1.2.6.5) High intensity focused ultrasound of the prostate (HIFU)

HIFU consists of focused ultrasound waves, emitted from a transducer, that cause tissue damage by mechanical and thermal effects as well as by cavitation. The goal of HIFU is to heat malignant tissues above 65°C so that they are destroyed by coagulative necrosis. The procedure is performed under spinal anaesthesia (Madersbacher et al. 2003).

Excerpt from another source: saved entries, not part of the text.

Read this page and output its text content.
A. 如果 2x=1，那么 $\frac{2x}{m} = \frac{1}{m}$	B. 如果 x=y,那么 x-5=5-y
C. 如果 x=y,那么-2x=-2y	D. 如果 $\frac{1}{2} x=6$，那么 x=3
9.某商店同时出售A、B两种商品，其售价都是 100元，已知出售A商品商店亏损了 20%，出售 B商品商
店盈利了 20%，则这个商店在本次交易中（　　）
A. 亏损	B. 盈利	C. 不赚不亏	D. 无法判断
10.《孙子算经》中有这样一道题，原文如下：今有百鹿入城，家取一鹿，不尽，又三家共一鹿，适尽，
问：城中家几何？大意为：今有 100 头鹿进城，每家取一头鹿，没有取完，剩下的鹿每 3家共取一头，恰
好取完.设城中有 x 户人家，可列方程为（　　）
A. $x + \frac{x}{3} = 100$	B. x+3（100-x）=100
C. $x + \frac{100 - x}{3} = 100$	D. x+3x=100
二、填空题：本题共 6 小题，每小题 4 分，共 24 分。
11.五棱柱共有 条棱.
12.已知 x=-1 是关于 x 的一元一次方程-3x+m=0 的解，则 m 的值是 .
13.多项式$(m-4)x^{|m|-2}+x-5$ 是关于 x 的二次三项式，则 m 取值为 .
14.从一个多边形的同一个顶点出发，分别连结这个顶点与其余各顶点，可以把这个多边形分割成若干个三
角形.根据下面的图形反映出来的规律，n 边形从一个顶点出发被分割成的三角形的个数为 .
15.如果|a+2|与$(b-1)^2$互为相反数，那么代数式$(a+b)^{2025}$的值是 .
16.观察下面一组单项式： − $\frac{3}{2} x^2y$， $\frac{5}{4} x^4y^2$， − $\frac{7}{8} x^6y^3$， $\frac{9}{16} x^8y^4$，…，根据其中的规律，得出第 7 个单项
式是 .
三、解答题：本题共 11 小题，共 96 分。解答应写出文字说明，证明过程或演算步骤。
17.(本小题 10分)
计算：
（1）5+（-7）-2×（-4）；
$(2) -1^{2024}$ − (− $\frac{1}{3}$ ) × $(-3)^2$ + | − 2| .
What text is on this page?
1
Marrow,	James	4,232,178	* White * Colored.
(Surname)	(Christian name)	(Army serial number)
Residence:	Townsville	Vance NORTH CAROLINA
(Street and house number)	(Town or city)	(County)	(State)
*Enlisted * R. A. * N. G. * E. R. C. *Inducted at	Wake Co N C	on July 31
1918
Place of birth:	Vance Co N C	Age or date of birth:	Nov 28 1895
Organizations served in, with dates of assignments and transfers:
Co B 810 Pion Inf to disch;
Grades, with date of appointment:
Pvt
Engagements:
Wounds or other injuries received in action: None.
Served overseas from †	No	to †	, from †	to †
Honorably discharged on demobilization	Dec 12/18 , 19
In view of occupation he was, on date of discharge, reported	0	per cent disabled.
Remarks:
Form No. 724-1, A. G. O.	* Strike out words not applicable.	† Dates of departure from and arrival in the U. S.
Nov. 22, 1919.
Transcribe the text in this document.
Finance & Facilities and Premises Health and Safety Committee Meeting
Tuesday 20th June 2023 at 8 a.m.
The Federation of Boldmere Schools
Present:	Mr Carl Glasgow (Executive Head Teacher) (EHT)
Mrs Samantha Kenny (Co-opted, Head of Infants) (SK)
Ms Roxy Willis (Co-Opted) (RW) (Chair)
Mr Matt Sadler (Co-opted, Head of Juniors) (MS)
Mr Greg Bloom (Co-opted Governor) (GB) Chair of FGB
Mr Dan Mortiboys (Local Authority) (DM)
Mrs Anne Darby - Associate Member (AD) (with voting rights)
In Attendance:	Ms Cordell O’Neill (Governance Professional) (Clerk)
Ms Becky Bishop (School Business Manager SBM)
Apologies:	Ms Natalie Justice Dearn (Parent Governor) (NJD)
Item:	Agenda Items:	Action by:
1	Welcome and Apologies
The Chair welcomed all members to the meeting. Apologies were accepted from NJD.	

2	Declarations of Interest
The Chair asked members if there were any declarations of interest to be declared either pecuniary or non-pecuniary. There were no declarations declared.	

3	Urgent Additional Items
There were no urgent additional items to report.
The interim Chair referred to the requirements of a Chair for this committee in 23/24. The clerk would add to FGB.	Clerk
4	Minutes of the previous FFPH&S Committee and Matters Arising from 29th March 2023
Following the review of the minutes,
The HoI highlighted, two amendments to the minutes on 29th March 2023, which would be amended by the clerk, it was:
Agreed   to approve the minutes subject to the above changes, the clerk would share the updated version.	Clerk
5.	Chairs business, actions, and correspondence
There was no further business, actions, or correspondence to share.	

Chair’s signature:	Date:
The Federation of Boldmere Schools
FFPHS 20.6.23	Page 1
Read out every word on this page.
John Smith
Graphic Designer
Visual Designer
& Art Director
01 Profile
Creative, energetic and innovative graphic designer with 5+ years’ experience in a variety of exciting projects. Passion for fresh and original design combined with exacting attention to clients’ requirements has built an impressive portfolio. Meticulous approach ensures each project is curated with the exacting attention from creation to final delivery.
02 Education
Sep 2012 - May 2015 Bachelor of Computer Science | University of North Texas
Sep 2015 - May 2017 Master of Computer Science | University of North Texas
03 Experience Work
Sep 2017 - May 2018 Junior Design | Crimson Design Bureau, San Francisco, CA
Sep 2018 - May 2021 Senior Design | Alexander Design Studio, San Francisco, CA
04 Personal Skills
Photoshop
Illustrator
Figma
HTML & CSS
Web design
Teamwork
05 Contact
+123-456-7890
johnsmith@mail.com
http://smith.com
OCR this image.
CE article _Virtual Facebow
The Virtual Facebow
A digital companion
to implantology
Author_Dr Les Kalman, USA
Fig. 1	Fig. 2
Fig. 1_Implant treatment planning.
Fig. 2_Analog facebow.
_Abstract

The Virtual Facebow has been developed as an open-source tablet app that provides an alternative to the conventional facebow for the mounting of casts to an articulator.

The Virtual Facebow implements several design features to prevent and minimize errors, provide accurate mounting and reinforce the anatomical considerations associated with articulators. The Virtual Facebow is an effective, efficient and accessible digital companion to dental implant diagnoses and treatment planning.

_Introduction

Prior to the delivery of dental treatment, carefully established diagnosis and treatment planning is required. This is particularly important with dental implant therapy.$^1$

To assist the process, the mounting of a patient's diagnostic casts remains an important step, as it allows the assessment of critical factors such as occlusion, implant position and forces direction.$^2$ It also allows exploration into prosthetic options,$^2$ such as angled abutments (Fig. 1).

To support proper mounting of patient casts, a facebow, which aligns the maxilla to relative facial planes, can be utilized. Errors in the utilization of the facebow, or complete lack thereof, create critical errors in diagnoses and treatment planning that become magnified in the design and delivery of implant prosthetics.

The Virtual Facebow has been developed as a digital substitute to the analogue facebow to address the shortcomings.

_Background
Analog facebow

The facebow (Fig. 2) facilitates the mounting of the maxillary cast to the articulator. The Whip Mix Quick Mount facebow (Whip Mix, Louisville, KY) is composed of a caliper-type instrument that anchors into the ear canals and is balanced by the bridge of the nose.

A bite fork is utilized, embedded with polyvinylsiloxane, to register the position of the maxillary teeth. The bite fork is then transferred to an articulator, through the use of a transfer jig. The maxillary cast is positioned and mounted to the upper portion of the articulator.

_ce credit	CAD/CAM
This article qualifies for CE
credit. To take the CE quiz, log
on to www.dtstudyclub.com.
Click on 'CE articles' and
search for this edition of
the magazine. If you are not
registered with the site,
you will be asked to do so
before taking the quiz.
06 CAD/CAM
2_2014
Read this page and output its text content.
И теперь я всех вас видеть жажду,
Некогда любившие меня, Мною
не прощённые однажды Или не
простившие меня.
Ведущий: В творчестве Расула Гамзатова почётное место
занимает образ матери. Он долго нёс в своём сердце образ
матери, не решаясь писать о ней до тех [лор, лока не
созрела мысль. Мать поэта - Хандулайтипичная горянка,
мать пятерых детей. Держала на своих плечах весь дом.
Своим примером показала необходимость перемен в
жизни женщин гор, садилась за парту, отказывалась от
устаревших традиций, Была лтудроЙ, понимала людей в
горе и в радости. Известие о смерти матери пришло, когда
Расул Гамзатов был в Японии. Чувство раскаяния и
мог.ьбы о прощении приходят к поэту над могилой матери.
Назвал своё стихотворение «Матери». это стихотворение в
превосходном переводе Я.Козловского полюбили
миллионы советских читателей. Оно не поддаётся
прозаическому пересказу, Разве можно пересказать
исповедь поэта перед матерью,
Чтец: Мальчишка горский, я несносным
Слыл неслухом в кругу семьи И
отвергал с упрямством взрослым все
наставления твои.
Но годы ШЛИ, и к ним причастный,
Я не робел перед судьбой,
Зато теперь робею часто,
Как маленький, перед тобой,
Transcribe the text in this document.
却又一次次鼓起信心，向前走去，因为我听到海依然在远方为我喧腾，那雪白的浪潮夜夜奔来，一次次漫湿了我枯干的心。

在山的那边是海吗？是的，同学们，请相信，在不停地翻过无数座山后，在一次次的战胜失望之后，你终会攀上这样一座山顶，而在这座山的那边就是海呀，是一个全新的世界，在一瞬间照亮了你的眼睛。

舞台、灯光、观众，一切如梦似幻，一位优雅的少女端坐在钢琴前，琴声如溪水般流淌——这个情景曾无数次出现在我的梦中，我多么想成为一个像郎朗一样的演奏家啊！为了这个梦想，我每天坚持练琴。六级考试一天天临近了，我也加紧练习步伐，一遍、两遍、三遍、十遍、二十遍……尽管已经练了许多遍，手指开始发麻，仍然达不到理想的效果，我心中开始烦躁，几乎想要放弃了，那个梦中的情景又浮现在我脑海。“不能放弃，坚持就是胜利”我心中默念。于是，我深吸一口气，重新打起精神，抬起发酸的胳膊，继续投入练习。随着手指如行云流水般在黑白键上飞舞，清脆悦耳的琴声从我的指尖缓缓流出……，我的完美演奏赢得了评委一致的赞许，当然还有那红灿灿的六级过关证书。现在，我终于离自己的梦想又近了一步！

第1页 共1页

1.2.6.6) Focal therapy of prostate cancer

The main aim of focal therapy is to limit treatment toxicity in patients that could benefit from local disease control. It is achieved with ablative technologies: cryotherapy, HIFU or photodynamic therapy, electroporation, focal radiotherapy by brachytherapy, or CyberKnife Robotic Radiosurgery System technology. Focal therapy should be limited to patients with a low to moderate risk in investigational settings, retrospective data have shown the presence of grade I-III toxicity in 13% of case. Focal therapy lacks data on functional and oncological outcomes (Barret et al. 2013).

1.2.6.7) Hormonal therapy

Hormone therapy involves suppression of secretion of testicular androgens, or inhibiting the circulating androgens at the level that their receptor uses competing compounds (anti-androgens). These two methods can also be combined to achieve complete androgen blockade (CAB) (Pagliarulo et al. 2012).

1.2.6.7.1) Castration

Surgical castration is still considered the ‘gold standard’ for ADT. It leads to a considerable decline in testosterone levels and the patient attains a hyogonadal state, known as the castrated level. The standard castrate level was less than 50 ng/dL (1.7 nmol/L). Although this was defined more than 40 years ago, when testosterone level testing was limited. Current testing methods have found that the mean value of testosterone after surgical castration to be 15 ng/dL. This new definition is important as better results are repeatedly observed with levels around or below 1 nmol/l compared to 1.7 nmol/L. However, the castrate level considered by the regulatory authorities is still 50 ng/dL (1.7 mmol/L), which is also the threshold that has been used in clinical trials addressing castration in PCa patients (Pickels et al. 2012).